How do I share an MCP server config with my team?
Add it to .mcp.json at the repo root with ${VAR} placeholders for any secrets, commit the file, and document the required environment variables in your README. Claude Code prompts each team member to approve project-scoped servers on first run — a security guardrail you want to keep. Each teammate can override locally in ~/.claude.json if a specific server isn't useful for them. Run claude mcp reset-project-choices if the team config changes and you need to re-approve.
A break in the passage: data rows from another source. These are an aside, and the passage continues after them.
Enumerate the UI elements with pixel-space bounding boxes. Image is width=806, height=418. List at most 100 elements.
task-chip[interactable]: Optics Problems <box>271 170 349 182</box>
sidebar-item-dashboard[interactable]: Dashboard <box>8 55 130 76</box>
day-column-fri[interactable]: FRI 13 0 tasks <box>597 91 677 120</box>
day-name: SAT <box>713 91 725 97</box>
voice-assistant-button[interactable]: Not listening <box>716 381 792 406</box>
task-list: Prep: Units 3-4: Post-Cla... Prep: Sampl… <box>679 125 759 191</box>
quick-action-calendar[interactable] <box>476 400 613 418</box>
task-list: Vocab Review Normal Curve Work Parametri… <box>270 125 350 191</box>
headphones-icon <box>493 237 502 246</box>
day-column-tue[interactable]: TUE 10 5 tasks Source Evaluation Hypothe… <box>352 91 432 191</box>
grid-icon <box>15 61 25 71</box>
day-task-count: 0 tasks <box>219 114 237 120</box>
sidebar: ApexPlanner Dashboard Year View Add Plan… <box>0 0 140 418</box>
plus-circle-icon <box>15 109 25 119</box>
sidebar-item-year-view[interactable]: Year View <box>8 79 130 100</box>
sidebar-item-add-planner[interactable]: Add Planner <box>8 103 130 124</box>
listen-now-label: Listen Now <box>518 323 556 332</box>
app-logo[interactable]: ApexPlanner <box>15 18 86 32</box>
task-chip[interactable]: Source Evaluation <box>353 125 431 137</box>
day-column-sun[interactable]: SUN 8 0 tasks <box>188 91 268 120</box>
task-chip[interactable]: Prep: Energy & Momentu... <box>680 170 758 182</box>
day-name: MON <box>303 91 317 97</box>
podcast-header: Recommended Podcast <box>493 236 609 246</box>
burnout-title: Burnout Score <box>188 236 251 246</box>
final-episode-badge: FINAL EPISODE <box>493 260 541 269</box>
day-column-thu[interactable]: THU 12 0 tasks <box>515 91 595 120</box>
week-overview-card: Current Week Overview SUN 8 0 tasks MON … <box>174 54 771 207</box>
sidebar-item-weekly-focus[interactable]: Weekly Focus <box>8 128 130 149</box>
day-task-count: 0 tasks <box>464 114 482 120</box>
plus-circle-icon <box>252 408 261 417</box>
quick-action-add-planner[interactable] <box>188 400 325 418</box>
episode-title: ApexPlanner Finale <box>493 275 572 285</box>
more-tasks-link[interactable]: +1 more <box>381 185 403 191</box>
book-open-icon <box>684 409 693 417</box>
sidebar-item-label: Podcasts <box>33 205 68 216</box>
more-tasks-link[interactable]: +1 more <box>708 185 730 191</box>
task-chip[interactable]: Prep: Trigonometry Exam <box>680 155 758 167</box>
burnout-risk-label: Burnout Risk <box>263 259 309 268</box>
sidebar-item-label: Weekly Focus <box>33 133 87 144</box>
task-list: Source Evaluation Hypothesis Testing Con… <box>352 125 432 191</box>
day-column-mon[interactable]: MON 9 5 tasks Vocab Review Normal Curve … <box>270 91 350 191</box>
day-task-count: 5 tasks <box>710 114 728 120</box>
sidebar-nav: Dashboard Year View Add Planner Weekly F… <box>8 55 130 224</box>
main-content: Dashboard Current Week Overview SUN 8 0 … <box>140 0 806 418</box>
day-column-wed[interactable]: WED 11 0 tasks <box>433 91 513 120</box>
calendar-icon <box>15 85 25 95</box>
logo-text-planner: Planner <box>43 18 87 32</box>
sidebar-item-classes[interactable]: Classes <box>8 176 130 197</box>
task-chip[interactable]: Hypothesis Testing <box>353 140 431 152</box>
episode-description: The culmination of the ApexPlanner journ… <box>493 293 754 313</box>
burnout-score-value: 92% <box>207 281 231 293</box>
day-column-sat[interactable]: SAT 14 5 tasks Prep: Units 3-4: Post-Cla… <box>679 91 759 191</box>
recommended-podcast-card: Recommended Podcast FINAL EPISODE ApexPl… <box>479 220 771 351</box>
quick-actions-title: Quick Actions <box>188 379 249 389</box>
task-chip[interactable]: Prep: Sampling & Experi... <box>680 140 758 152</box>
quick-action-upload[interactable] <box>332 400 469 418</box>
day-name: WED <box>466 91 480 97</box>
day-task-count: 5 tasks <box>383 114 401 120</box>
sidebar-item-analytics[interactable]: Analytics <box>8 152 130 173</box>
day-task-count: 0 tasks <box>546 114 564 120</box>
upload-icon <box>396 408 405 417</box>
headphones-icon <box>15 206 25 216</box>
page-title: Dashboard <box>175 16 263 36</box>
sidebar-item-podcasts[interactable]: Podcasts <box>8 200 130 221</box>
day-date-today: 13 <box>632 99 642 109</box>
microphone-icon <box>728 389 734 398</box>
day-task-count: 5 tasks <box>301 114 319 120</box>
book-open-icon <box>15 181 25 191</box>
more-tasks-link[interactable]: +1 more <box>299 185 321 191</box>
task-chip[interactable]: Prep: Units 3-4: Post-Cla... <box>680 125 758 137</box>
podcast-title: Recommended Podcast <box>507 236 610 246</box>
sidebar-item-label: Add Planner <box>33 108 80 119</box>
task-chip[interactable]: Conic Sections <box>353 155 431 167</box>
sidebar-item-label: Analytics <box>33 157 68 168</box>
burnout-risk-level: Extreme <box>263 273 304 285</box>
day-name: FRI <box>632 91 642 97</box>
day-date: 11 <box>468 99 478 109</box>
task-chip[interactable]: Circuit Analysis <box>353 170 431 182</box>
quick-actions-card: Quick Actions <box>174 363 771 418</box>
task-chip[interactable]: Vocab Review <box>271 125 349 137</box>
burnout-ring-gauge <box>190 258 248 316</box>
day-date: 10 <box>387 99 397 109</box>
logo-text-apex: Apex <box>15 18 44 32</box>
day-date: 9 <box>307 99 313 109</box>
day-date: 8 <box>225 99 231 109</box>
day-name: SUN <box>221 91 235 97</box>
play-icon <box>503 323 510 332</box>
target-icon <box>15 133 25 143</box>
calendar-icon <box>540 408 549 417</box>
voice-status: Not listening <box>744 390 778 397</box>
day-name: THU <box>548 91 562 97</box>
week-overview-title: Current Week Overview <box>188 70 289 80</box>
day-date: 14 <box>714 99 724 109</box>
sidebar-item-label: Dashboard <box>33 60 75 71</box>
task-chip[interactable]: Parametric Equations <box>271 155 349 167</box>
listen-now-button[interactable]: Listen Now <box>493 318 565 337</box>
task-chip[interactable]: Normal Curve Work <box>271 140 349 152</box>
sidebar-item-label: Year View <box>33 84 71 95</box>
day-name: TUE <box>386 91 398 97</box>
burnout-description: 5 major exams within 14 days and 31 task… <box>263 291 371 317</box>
Can MCP servers see my API keys?
Yes, if you put them in the env block or command args. A stdio MCP server runs as a subprocess of Claude Code with your full user privileges, and a remote HTTP server receives whatever you pass in headers. Store sensitive credentials in macOS Keychain or Windows Credential Manager and pull them through a wrapper script, or use shell env-var expansion (${VAR}) so secrets never land in dotfiles. Anthropic's guidance — "only install servers you trust" (Claude Code MCP docs, 2026) — is a hard requirement, not a suggestion.
The Bottom Line
MCP is the layer where Claude Code stops being a chat window and starts being a workspace. The config looks dense the first time you open .mcp.json, but the mental model is small: three scopes, three transports, a handful of servers that earn their context-window cost. Most users install one server. The gap between "one server" and "the right six" is where Claude Code goes from "useful sometimes" to "I can't work without this."
If you do nothing else after reading this:
- Install filesystem at user scope tonight as your "hello world"
- Add GitHub at user scope if you push code, scoped to
repo:read - Pin versions in
.mcp.jsonso a compromised maintainer can't ship malware to your next session - Run
claude mcp listwhenever something feels off andclaude --debugwhen it actually breaks
The protocol is still evolving — 30+ CVEs filed in the first year, an SDK supply-chain flaw patched in April 2026, OAuth scopes still tightening. Pin what you can, scope what you can't pin, and review the /mcp panel before approving a new project's servers. Most friction is on the configuration side, not the protocol side, and most of that friction is the kind this guide covers.